With 1:48 left in regulation, Lewis drove Angelo Blackson off the line, while Bell pushed Haason Reddick well wide of the play – it opened up a 7 yard off-tackle run for Carlos Hyde.  In the middle of the second quarter, Hyde picked up 7 more yards up the middle when Lewis and Shell blew Trevon Coley out of the middle of the line.  With 1:32 left in the first quarter, Chris Carson pushed through the middle for 7 yards as he tucked in behind Lewis and Shell as they swept the Arizona defense from before them.

Maybe my favorite – as far as attitude runs goes – was one of the very first.  With 12:44 left in the first quarter, Carson hammered off right guard for 10 yards.  Lewis and Shell began with a double-team block of Jordan Phillips.  Shell then came off the double-team and ranged into the second level to block out Jordan Hicks. Greg Olsen pushed Reddick off the edge.  Carson finished thing off running through the attempted tackle of De’Vondre Campbell.

Carson – who had injury issues last year – lasted only 15 plays in this one before leaving with a foot injury.  He will miss an indeterminate amount of time.  The injury hurts.  Carson is their toughest back by a significant margin.  According, again, to pro-football reference, Carson has 159 of Seattle’s 228 yards after contact, and 5 of the team’s seven broken tackles in the run game.

Reconsidering Neanderthalism

Another point that needs to be made about Seattle’s 200-yard rushing day.  It was not at all a product of the fact that the two teams played almost 10 minutes of overtime.  In that overtime period, Seattle ran 13 offensive plays – 12 passes and 1 run that lost 6 yards – which leads to another observation.

Last year, Seattle was one of football’s most dedicated run-first teams (I call these teams Neanderthals, and explain the reasoning here).  One of the early graphics on the broadcast pointed out that last year no team threw less frequently on first and second downs than the Seahawks.  This year, they lead all of football in throwing on first down.  Seattle, thus, becomes the first team to have gone full Neanderthal and then decided it wasn’t for them.
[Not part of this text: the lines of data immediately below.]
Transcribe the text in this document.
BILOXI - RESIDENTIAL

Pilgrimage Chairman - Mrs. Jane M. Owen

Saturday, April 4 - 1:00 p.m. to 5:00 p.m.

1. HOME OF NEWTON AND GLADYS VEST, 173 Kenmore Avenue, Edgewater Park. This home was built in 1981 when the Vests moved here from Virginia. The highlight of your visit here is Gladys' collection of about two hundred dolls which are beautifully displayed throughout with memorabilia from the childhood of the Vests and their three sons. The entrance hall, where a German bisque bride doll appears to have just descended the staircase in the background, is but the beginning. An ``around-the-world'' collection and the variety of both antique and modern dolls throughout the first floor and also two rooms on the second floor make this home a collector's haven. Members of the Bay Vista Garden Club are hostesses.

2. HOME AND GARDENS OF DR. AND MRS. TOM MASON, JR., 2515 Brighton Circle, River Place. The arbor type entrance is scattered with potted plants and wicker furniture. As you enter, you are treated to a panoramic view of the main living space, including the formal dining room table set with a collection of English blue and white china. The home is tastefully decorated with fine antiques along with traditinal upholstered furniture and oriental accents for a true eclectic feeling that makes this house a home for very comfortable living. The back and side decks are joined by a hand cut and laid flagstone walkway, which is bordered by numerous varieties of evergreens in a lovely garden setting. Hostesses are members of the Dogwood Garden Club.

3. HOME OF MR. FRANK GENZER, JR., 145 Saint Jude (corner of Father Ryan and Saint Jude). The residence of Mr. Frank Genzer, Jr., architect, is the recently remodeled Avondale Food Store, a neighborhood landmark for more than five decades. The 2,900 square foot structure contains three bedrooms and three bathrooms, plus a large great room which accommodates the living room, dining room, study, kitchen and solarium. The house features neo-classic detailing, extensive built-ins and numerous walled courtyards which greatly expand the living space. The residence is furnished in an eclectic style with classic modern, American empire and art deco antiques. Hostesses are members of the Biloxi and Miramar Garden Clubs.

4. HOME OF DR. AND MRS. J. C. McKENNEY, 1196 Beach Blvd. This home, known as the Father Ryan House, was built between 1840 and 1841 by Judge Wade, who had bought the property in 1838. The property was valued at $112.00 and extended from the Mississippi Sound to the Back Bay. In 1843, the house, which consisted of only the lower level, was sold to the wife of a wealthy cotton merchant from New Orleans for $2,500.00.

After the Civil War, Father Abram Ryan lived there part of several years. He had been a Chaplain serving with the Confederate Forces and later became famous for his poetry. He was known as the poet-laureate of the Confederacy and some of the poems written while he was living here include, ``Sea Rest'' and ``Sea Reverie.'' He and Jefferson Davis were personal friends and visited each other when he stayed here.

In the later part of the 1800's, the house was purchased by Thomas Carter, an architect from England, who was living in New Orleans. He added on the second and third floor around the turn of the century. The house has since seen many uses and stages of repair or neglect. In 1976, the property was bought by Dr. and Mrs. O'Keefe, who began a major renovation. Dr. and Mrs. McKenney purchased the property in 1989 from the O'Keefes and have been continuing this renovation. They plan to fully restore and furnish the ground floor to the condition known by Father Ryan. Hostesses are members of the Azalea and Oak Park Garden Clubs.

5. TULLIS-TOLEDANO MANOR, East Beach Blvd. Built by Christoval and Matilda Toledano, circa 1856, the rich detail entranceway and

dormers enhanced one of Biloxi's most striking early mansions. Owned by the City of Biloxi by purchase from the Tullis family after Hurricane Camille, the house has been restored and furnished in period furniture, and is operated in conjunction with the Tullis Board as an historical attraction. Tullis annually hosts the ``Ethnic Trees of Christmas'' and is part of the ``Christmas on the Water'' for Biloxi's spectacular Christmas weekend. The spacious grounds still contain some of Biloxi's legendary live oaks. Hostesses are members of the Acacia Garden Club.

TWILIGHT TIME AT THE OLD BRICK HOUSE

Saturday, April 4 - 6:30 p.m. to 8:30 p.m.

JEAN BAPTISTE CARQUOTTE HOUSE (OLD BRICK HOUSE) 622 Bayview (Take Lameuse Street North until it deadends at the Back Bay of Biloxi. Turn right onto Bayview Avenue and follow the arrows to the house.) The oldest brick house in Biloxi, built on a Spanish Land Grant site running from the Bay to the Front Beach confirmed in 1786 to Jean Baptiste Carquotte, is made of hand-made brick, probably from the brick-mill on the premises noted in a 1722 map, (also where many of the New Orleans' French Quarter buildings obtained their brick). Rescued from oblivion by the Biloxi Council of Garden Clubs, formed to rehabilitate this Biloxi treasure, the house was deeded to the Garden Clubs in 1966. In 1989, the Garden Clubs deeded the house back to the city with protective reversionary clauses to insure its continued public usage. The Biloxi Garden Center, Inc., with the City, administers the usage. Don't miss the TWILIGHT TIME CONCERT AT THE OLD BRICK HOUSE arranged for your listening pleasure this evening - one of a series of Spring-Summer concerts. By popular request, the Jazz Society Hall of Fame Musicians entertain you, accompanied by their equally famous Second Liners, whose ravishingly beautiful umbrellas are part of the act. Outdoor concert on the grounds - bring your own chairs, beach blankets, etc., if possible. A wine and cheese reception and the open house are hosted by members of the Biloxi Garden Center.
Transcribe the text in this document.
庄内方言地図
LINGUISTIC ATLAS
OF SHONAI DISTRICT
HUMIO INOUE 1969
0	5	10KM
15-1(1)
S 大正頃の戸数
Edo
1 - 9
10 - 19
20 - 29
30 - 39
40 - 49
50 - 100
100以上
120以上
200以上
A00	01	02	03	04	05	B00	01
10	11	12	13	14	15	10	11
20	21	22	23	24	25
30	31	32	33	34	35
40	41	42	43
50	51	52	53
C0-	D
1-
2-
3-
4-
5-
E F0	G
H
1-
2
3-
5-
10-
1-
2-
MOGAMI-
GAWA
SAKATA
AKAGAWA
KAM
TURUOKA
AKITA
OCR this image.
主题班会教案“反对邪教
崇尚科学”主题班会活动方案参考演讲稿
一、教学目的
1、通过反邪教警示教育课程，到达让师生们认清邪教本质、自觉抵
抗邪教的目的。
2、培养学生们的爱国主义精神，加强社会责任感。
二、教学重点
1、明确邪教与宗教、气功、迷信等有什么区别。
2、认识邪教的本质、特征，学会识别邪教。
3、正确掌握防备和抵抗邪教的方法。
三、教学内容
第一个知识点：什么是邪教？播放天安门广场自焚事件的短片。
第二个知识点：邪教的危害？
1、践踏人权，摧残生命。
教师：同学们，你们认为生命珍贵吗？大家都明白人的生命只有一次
The 2020 philosophy is to put the ball in Russell Wilson’s hands and let their dynamic quarterback make his magic happen.  And that is all well and fine – but it caught up to them in the overtime period.

Perhaps the pendulum has swung too far to the other side?  Even without Carson, the Seattle running game was still causing the Arizona defense problems.  Perhaps, with a more balanced approach in overtime, that damaging interception never happens.

Regarding Arizona

You can’t help but be impressed by the Cardinals.  Down by 13 points twice, they kept fighting their way back.  Just 5-10-1 last year, the Cards are growing up fast.  But run defense could be something of an issue for them going forward.  After last Sunday, they are now twenty-fifth in run defense – giving 131.1 yards per game and 4.7 yards per attempt.  And watching Seattle roll them up, it didn’t seem to be a fluke.

Outside linebackers Reddick and Devon Kennard were not stout at all on the edges, and the interior linemen made no effort at all to occupy blockers.  Hicks and Campbell had linemen on top of them all evening.

Unless they make some adjustments, the Cards may see more of this kind of thing going forward.